3. The bacterium Lactobacillus rhamnosus, deposited as DSM33515, The Lactobacillus rhamnosus strain deposited as DSM33515 reduces the growth of mold in fermented dairy products containing the Lactobacillus rhamnosus strain during storage after fermentation, compared to dairy products without it. Here, the reduction in the growth of the aforementioned mold is observed in the starter culture and at least 10 7 The product, fermented using Lactobacillus rhamnosus strain at a concentration of CFU / g, is measured after being stored at 7°C for 28 days. The aforementioned bacteria.

4. The Lactobacillus rhamnosus strain deposited as DSM33515 or a Lactobacillus rhamnosus mutant strain derived therefrom reduces the growth of yeast in fermented dairy products containing the Lactobacillus rhamnosus strain deposited as DSM33515 or a Lactobacillus rhamnosus mutant strain derived therefrom during storage after fermentation, compared to dairy products without it. Here, the decrease in yeast growth in fermented dairy products containing the aforementioned Lactobacillus rhamnosus mutant strain is no less significant than that in dairy products containing the Lactobacillus rhamnosus strain deposited as DSM33515. The aforementioned decrease in yeast growth is due to the starter culture and at least 10 7 The bacteria according to any one of claims 1 to 3, wherein the product fermented using Lactobacillus rhamnosus strain at a concentration of CFU / g is stored at 7°C for 28 days and then measured.

5. A composition comprising the bacteria described in any one of claims 1 to 4.

6. The composition according to claim 5, wherein the composition further comprises a starter culture.

7. The composition according to claim 5 or 6, wherein the composition further comprises a freeze-protecting agent, a freeze-drying protective agent, an antioxidant and / or nutrients.
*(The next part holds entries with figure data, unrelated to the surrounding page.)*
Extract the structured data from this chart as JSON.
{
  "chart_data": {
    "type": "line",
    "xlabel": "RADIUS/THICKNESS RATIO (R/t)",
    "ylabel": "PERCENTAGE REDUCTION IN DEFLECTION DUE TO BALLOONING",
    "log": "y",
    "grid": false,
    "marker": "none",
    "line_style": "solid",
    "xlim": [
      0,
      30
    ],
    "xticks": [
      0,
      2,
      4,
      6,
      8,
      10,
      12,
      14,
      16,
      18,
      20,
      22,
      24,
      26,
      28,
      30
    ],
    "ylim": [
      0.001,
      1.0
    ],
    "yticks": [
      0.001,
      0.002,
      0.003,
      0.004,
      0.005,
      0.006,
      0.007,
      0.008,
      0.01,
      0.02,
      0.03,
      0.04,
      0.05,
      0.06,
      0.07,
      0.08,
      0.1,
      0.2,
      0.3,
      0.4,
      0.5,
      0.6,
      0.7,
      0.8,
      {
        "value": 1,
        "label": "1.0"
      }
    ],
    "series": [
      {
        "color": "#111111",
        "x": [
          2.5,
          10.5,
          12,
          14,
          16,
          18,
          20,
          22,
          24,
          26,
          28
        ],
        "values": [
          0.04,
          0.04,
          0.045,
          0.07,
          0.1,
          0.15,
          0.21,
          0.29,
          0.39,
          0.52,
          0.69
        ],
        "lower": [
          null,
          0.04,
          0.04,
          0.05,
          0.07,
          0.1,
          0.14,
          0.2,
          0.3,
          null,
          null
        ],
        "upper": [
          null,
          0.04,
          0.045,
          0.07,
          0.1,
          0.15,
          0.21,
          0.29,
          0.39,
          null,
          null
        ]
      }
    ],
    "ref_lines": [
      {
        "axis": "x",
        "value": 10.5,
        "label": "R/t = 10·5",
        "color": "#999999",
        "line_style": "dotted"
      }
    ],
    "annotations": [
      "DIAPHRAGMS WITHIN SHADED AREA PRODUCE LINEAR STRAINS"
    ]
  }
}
8. The composition according to claim 5 or 6, wherein the composition is frozen or freeze-dried.

9. A method for producing a fermented dairy product, comprising adding a bacterium according to any one of claims 1 to 4 or a composition according to any one of claims 5 to 8 to milk or a dairy product, and fermenting the mixture at a temperature of 22°C to 43°C until a pH of 4.6 or less than 4.6 is achieved.

10. A fermented dairy product containing the bacteria described in any one of claims 1 to 4.

11. The fermented dairy product according to claim 10, wherein the fermented dairy product is obtained by the method described in claim 9.

12. The fermented dairy product according to claim 10 or 11, wherein the fermented dairy product maintains a pH greater than 3.8 when stored at 25°C for at least 28 days.

13. The aforementioned bacteria, at least 10 7 A fermented dairy product according to any one of claims 10 to 12, present at a concentration of CFU / g.

14. A food, feed, or pharmaceutical product comprising the bacteria described in any one of claims 1 to 4 or the composition described in any one of claims 5 to 8.

15. A food, feed, or pharmaceutical product according to claim 14, obtainable by the method described in claim 9.